My ideal situation was that I would receive the $25,000 writing fellowship I’d applied for–unbeknownst to him–and get to live as a writer for a year. It was something I’d always wanted to do. Despite getting an MA in creative writing, my writing consistently took last place on my priority list, which was especially true when I first moved to Rhode Island and worked multiple jobs. Once I added Motif Magazine to the mix, any creative energy I had was funneled into my articles. And, sadly, I also wanted a social life. We know what they say about wanting a social life with friends.*
*In case you’re wondering, I replaced “love” with the gym. Same same.
I told my dad I applied for this scholarship. It was unlikely I’d get it, but since it was only open to Rhode Island writers, I thought my odds were…better? At that point my hope was dwindling, but it was still there, a tiny string I firmly held onto.
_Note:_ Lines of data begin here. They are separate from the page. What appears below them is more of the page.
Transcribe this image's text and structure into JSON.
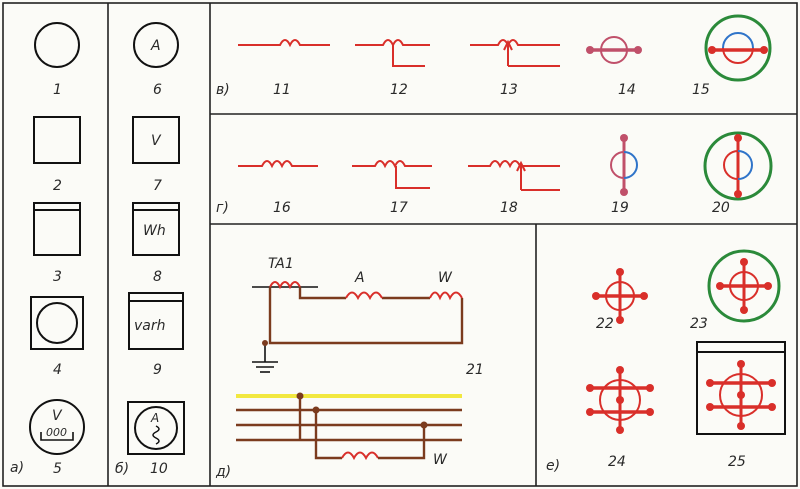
{
  "sections": {
    "a": "а)",
    "b": "б)",
    "v": "в)",
    "g": "г)",
    "d": "д)",
    "e": "е)"
  },
  "numbers": {
    "n1": "1",
    "n2": "2",
    "n3": "3",
    "n4": "4",
    "n5": "5",
    "n6": "6",
    "n7": "7",
    "n8": "8",
    "n9": "9",
    "n10": "10",
    "n11": "11",
    "n12": "12",
    "n13": "13",
    "n14": "14",
    "n15": "15",
    "n16": "16",
    "n17": "17",
    "n18": "18",
    "n19": "19",
    "n20": "20",
    "n21": "21",
    "n22": "22",
    "n23": "23",
    "n24": "24",
    "n25": "25"
  },
  "symbol_letters": {
    "ammeter": "A",
    "voltmeter": "V",
    "watthour": "Wh",
    "varhour": "varh",
    "meter5": "V",
    "meter5_scale": "000",
    "meter10": "A"
  },
  "circuit": {
    "ta1": "TA1",
    "ammeter": "A",
    "wattmeter": "W",
    "wattmeter_bottom": "W"
  },
  "colors": {
    "red": "#d92f2a",
    "blue": "#2f74c9",
    "green": "#2b8a3a",
    "brown": "#7b3b1e",
    "yellow": "#f2e840"
  }
}
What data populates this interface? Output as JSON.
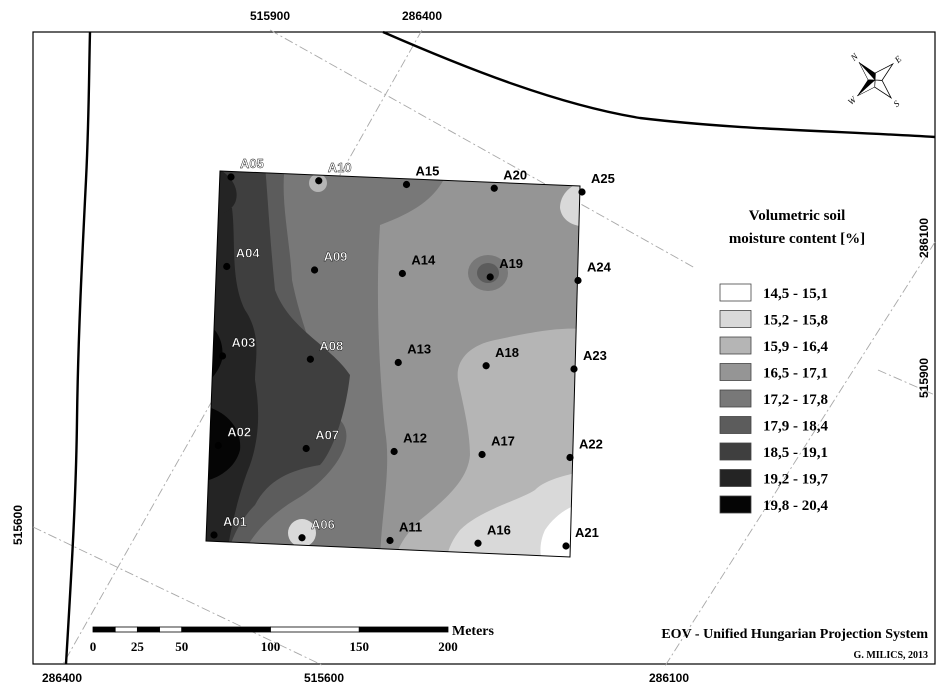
{
  "coordinates": {
    "top": [
      "515900",
      "286400"
    ],
    "bottom": [
      "286400",
      "515600",
      "286100"
    ],
    "left": [
      "515600"
    ],
    "right": [
      "286100",
      "515900"
    ]
  },
  "points": [
    {
      "id": "A01"
    },
    {
      "id": "A02"
    },
    {
      "id": "A03"
    },
    {
      "id": "A04"
    },
    {
      "id": "A05"
    },
    {
      "id": "A06"
    },
    {
      "id": "A07"
    },
    {
      "id": "A08"
    },
    {
      "id": "A09"
    },
    {
      "id": "A10"
    },
    {
      "id": "A11"
    },
    {
      "id": "A12"
    },
    {
      "id": "A13"
    },
    {
      "id": "A14"
    },
    {
      "id": "A15"
    },
    {
      "id": "A16"
    },
    {
      "id": "A17"
    },
    {
      "id": "A18"
    },
    {
      "id": "A19"
    },
    {
      "id": "A20"
    },
    {
      "id": "A21"
    },
    {
      "id": "A22"
    },
    {
      "id": "A23"
    },
    {
      "id": "A24"
    },
    {
      "id": "A25"
    }
  ],
  "legend": {
    "title_line1": "Volumetric soil",
    "title_line2": "moisture content [%]",
    "classes": [
      {
        "label": "14,5 - 15,1",
        "color": "#ffffff"
      },
      {
        "label": "15,2 - 15,8",
        "color": "#d9d9d9"
      },
      {
        "label": "15,9 - 16,4",
        "color": "#b5b5b5"
      },
      {
        "label": "16,5 - 17,1",
        "color": "#959595"
      },
      {
        "label": "17,2 - 17,8",
        "color": "#787878"
      },
      {
        "label": "17,9 - 18,4",
        "color": "#5c5c5c"
      },
      {
        "label": "18,5 - 19,1",
        "color": "#3f3f3f"
      },
      {
        "label": "19,2 - 19,7",
        "color": "#242424"
      },
      {
        "label": "19,8 - 20,4",
        "color": "#050505"
      }
    ]
  },
  "scalebar": {
    "unit": "Meters",
    "ticks": [
      "0",
      "25",
      "50",
      "100",
      "150",
      "200"
    ]
  },
  "projection": "EOV - Unified Hungarian Projection System",
  "credit": "G. MILICS, 2013",
  "north_arrow": {
    "icon": "compass-rose-icon",
    "letters": [
      "N",
      "E",
      "S",
      "W"
    ]
  }
}
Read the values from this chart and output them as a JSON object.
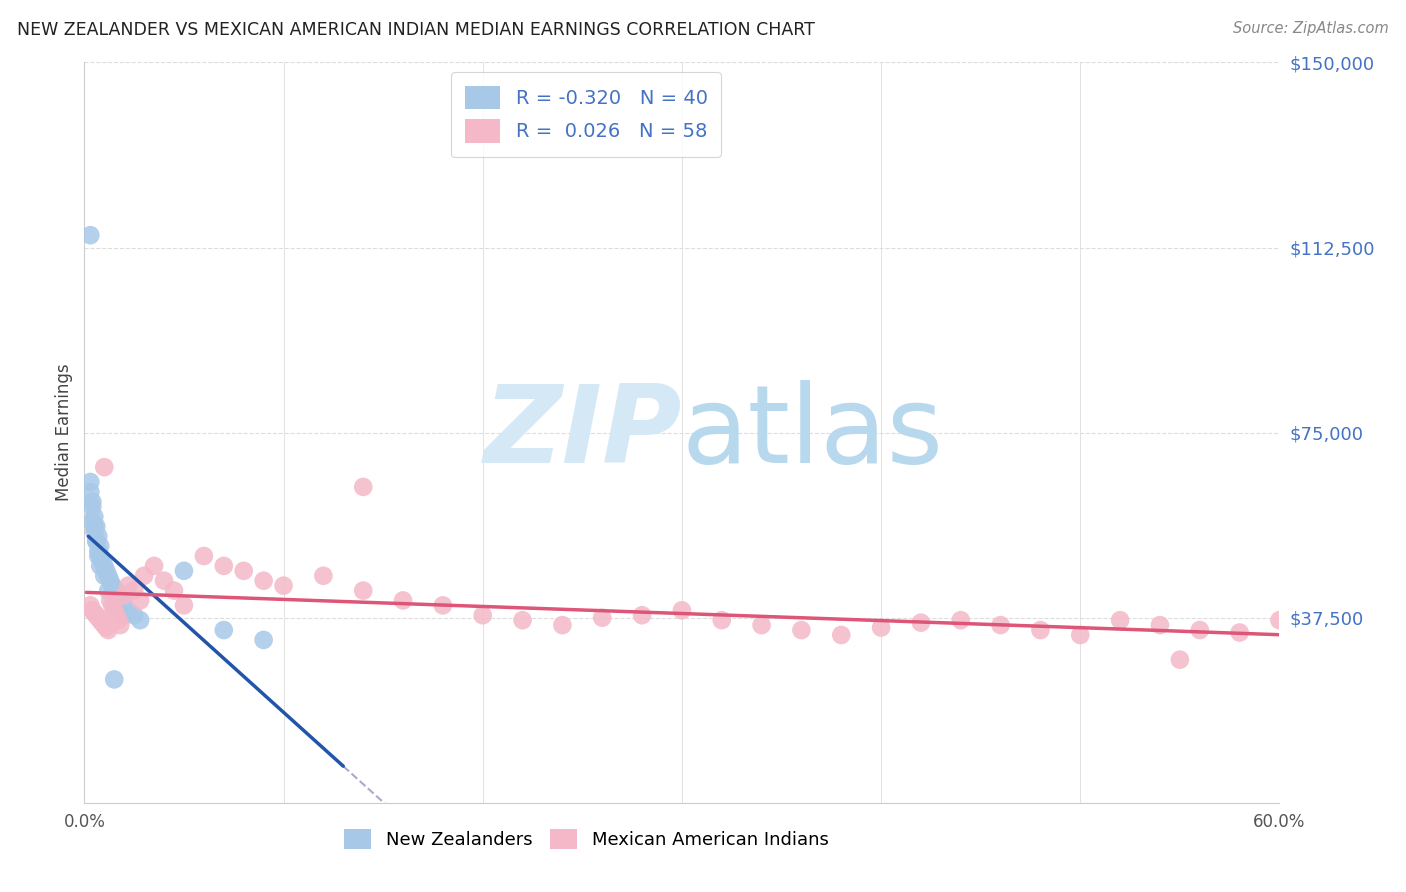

That’s when my dad said, “Okay. How about if you don’t get the fellowship, I will be your fellowship?”
Such acts of unmerited kindness are too much. I showed up to the interview looking like a balloon swallowed my face. But a week later, I received a rejection letter from the RI Foundation, and my dad’s offer still stood.
After some deliberation** I accepted, and thus experienced a tidal wave of terror (mixed with excitement as a lovely foam finish).
**it took several friends convincing me I wouldn’t be “that” millennial who depends on Daddy at 30 years old.
It’d be one thing to disappoint the RI Foundation; it’d be another to disappoint my dad. That might be why I’ve not discussed any of my Harper Lee Year here…mostly because I felt like I was failing at it all year long.
I once heard Professor Rosalind Picard, who founded the Affective Computing Research Group at MIT (the program that gave Artificial Intelligence emotional intelligence) speak at a Round Table event. She said she used to be an atheist, and in an effort prove her case against the Bible, she started reading it cover-to-cover. The result was that she converted to Christianity. But one of the most memorable things she said, though I don’t remember what the pushback was that prompted it, was this: “Don’t compare me to a perfect person. Compare me to the person I used to be.”
When I compare myself to a “real” writer, I slide into despair of how unproductive I am, how I don’t know what I’m doing, how I’m squandering my resources, and I have nothing to show for my time!
Thinking about Rosalind Picard, however, I wondered what would happen if I compared myself to myself instead of other people, and thus we arrive at my Christmas gift to my dad.
Here is my year in review. Thank you, Daddy, for letting me live my dream in 2019. I learned about being a writer and about myself, and also how hard it is to make infographics. I hope you are able to read between the blurry lines and see how important this year has been. I hope it/I make(s) you proud.